Oct. 26 (Bloomberg) -- Japan’s consumer prices fell for a fifth month in September amid speculation the Bank of Japan will revise down inflation forecasts next week as it struggles to end deflation and spur growth.
Prices excluding fresh food declined 0.1 percent from a year earlier, the statistics bureau reported in Tokyo today. The median of 27 estimates in a Bloomberg News survey was for a 0.2 percent drop.
Today’s data fuel political pressure on the BOJ to expand monetary easing at a meeting on Oct. 30, as the world’s third-biggest economy risks contracting and a stand-off in parliament restrains fiscal measures. The government may announce limited support steps today after Finance Minister Koriki Jojima said last week that cabinet may authorize the use of reserve funds.
“We will probably have to wait until fiscal 2015 to see the end of deflation,” said Yoshimasa Maruyama, chief economist at Itochu Corp. in Tokyo. “Japan’s economy is weakening and it warrants further easing by the BOJ.”
Energy costs limited overall price falls, Maruyama said.

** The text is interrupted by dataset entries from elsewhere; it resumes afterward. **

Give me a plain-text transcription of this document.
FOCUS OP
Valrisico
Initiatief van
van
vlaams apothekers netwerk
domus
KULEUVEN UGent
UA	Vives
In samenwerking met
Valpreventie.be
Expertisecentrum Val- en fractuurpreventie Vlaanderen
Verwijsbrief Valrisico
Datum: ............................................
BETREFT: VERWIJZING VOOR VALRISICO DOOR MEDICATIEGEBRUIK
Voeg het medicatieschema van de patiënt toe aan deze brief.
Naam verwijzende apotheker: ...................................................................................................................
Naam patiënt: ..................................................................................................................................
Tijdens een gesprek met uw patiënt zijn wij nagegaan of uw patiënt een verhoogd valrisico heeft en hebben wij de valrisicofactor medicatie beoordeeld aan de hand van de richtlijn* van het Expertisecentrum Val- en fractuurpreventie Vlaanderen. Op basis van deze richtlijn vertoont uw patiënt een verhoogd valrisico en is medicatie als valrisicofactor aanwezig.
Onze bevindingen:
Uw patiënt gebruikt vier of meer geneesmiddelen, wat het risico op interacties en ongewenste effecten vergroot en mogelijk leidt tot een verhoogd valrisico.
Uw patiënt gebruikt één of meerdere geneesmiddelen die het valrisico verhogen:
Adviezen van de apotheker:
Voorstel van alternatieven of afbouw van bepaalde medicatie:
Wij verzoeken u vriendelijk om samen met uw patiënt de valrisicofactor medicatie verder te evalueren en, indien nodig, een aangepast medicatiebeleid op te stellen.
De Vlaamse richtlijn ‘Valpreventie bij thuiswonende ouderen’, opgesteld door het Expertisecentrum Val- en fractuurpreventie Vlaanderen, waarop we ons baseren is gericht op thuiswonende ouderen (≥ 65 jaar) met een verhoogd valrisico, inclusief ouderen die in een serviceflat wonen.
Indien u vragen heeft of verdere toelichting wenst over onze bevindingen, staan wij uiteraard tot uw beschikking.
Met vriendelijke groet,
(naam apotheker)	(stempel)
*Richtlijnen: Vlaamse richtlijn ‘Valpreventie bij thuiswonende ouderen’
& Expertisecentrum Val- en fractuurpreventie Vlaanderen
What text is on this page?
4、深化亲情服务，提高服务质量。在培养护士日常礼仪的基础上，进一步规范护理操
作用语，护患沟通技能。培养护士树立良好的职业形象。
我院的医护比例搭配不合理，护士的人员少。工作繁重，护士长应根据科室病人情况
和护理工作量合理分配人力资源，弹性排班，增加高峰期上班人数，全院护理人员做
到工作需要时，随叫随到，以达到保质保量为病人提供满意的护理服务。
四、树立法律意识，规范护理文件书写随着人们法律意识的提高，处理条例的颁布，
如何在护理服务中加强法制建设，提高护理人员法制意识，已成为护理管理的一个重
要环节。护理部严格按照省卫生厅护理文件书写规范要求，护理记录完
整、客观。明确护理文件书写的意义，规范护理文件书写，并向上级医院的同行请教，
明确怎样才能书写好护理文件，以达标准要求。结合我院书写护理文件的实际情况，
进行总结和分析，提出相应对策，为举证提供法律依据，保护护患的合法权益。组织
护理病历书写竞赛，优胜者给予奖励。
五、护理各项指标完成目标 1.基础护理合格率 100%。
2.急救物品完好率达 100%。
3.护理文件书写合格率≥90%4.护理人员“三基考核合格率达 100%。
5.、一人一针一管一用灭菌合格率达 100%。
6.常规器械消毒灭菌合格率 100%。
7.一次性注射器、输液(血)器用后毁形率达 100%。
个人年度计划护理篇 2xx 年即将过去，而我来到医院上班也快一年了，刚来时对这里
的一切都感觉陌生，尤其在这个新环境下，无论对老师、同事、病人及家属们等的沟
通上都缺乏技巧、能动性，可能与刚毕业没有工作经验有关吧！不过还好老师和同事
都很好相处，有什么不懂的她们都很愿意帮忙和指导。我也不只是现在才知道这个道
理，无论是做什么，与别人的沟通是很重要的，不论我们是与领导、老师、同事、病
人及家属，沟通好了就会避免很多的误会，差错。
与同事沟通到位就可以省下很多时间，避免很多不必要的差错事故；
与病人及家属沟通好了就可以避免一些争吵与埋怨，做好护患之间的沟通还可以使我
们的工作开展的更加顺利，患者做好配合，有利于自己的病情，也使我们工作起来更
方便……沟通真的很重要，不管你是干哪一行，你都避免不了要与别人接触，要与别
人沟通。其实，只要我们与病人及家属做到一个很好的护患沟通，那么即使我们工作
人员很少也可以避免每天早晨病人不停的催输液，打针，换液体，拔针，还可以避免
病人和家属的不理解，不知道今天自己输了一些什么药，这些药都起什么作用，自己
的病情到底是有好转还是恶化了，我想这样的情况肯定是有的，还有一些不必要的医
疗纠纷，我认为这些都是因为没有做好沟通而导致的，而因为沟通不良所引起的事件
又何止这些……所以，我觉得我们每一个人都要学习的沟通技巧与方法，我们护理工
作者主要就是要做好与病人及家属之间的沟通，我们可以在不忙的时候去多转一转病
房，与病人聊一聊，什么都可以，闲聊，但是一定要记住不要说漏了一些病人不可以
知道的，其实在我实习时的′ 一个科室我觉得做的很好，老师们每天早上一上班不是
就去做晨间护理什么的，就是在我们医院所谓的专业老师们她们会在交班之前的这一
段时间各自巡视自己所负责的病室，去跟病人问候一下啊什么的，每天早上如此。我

The yen traded at 80.21 per dollar at 9:03 a.m. in Tokyo after earlier touching 80.38, the weakest since June 25. It has lost 1.1 percent this week, poised for the biggest five-day slide since the period ended Aug. 17.
The central bank is likely to forecast next week that it will not achieve its 1 percent inflation goal in fiscal 2014, according to people familiar with the matter.
Some lawmakers see the central bank’s actions as insufficient. Shinzo Abe, leader of the main opposition Liberal Democratic Party, has called for a 3 percent inflation target, while Economy Minister Seiji Maehara is pressing for more easing to spur growth and defeat deflation. This month he became the first minister to attend a BOJ meeting in nearly a decade, according to the bank.
The opposition’s refusal to approve a bill that would allow borrowing to cover this year’s budget deficit is limiting room for fiscal maneuver to revive an economy hit by plummeting exports amid a territorial spat with China. Jojima said last week that the government will run out of money by the end of November without the bill’s passage.
The Ministry of Finance will meet with so-called primary dealers of the government’s debt today to discuss the delayed passage of a deficit-financing bill and its impact on the bond market.
The central bank meets next week after holding off on Oct. 5 from expanding its 55-trillion yen ($686 billion) asset-purchase fund, its main policy tool amid near-zero interest rates.
“The BOJ will want to avoid being seen as lacking policies to reach its 1 percent inflation goal” if the forecast for fiscal 2014 is lower than 1 percent, Naohiko Baba, chief economist at Goldman Sachs Group Inc. in Tokyo and former Bank of Japan analyst, wrote Oct. 24 in an e-mailed report.